Tobacco Cessation, Rural Residence, and Lung Cancer
Steven S. Coughlin1,2*, Marlo Vernon3,4, Ban Majeed1, Catherine Clary, J.D2, Justin Moore1,2, K.M. Islam1,2, Martha S. Tingen3,4
Affiliation
1Department of Population Health Sciences, Medical College of Georgia, Augusta University, Augusta, GA
2Institute of Public and Preventive Health, Augusta University, Augusta, GA
3Department of Medicine, Medical College of Georgia, Augusta University, Augusta, GA
4Georgia Cancer Center, Augusta University, Augusta, GA
Corresponding Author
Prof Steven S. Coughlin, Department of Population Health Sciences, Medical College of Georgia, Augusta University, 1120 15th Street, AE-1042, Augusta, GA 30912; E-mail: scoughlin@augusta.edu
Citation
Coughlin, S.S., et al. Tobacco Cessation, Rural Residence, and Lung Cancer. (2020) J Environ Health Sci 6(1): 1-4.
Copy rights
© 2020 Coughlin. S.S. This is an Open access article distributed under the terms of Creative Commons Attribution 4.0 International License.
Introduction
Tobacco use remains the leading cause of preventable mortality and morbidity in the U.S., responsible for nearly 443,000 deaths annually (Fu et al., 2014; CDC, 2011). Cigarette smoking has been causally linked to numerous types of cancer (lung, mouth, nasal cavity, throat, laryngeal, esophageal, stomach, colon, liver, pancreatic, bladder, cervical, acute myeloid leukemia); cardiovascular disease (heart disease, stroke, aortic aneurysm); diabetes; rheumatoid arthritis; age-related macular degeneration; and respiratory illness (chronic bronchitis, emphysema) (NCI 2014). Smoking also contributes to respiratory infections (e.g., pneumonia) and, if a mother smokes while pregnant, to low birth weight and premature birth, the primary causes of infant mortality. Use of other tobacco products such as cigars or pipes and electronic cigarettes also increase the risk of cancer. In the U.S., cigarette smoking causes about 90% of lung cancers. According to the Centers for Disease Control and Prevention (CDC), tobacco smoke is a toxic mixture of more than 7,000 chemicals, of which at least 70 are known to cause cancer. In addition to nicotine, tobacco users are exposed to several classes of carcinogenic and other toxicants such as tobacco-specific nitrosamines (TSNAs), volatile organic compounds (VOC), and polycyclic aromatic hydrocarbons (PAHs), all of which have been linked to cancer, heart and lung diseases (U.S. Department of Health and Human Services, 2010). Individuals who smoke are 15-30 times more likely to develop lung cancer and die from lung cancer than people who do not smoke (NCI 2014).

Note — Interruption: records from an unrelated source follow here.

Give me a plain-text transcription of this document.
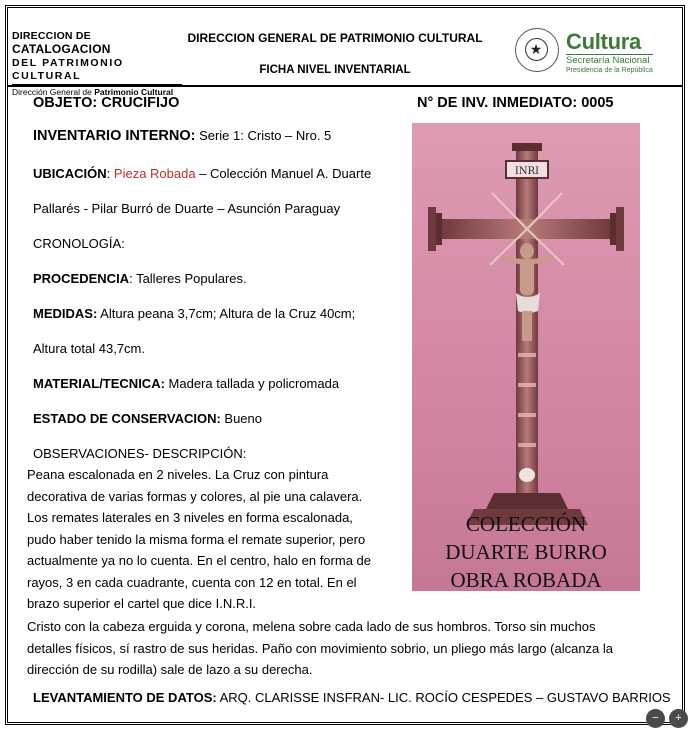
DIRECCION DE CATALOGACION
DEL PATRIMONIO CULTURAL
Dirección General de Patrimonio Cultural
DIRECCION GENERAL DE PATRIMONIO CULTURAL
FICHA NIVEL INVENTARIAL
★	Cultura
Secretaría Nacional
Presidencia de la República
OBJETO: CRUCIFIJO	N° DE INV. INMEDIATO: 0005
INVENTARIO INTERNO: Serie 1: Cristo – Nro. 5
UBICACIÓN: Pieza Robada – Colección Manuel A. Duarte
Pallarés - Pilar Burró de Duarte – Asunción Paraguay
CRONOLOGÍA:
PROCEDENCIA: Talleres Populares.
MEDIDAS: Altura peana 3,7cm; Altura de la Cruz 40cm;
Altura total 43,7cm.
MATERIAL/TECNICA: Madera tallada y policromada
ESTADO DE CONSERVACION: Bueno
OBSERVACIONES- DESCRIPCIÓN:
Peana escalonada en 2 niveles. La Cruz con pintura
decorativa de varias formas y colores, al pie una calavera.
Los remates laterales en 3 niveles en forma escalonada,
pudo haber tenido la misma forma el remate superior, pero
actualmente ya no lo cuenta. En el centro, halo en forma de
rayos, 3 en cada cuadrante, cuenta con 12 en total. En el
brazo superior el cartel que dice I.N.R.I.
Cristo con la cabeza erguida y corona, melena sobre cada lado de sus hombros. Torso sin muchos
detalles físicos, sí rastro de sus heridas. Paño con movimiento sobrio, un pliego más largo (alcanza la
dirección de su rodilla) sale de lazo a su derecha.
LEVANTAMIENTO DE DATOS: ARQ. CLARISSE INSFRAN- LIC. ROCÍO CESPEDES – GUSTAVO BARRIOS
INRI
COLECCIÓN
DUARTE BURRO
OBRA ROBADA
−	+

Most cigarette smokers want to quit smoking, and about 50% make a quit attempt each year, but only 6% achieve long-term cessation (CDC 2011). Effective treatments exist, and the evidence-based clinical practice guideline recommends a combination of behavioral skills counseling and pharmacotherapy because this multi-modality approach is most effective for helping smokers quit over the long-term (Fiore et al., 2008). Since their introduction in the mid-2000s, e-cigarettes have been advertised as an effective nicotine delivery system for current smokers seeking alternative cessation strategies; however, there is no substantiated research that confirms this. As of February 4, 2020, 64 deaths have resulted from e-cigarette use and an additional 2,694 hospitalizations from e-cigarette, or vaping, product use-associated lung injury (EVALI), a new diagnosis for e-cigarette associated illnesses. (CDC citation below) Of those hospitalized or who have died, 37% were 18 - 24 years of age. This is representative of the fact that e-cigarette use is highest among youth and young adults. Also, concurrent (combustible plus e-cigarette) users have estimates ranging from 8.2% to 10.6% (Jaber et al., 2018; Levy, Yuan, & Li, 2017; Mirbolouk et al., 2018). Although traditional tobacco-control efforts have proven beneficial for many populations, vulnerable subpopulations need further interventions. One plausible approach is to expand effective cessation strategies to those of disadvantaged sociodemographic backgrounds.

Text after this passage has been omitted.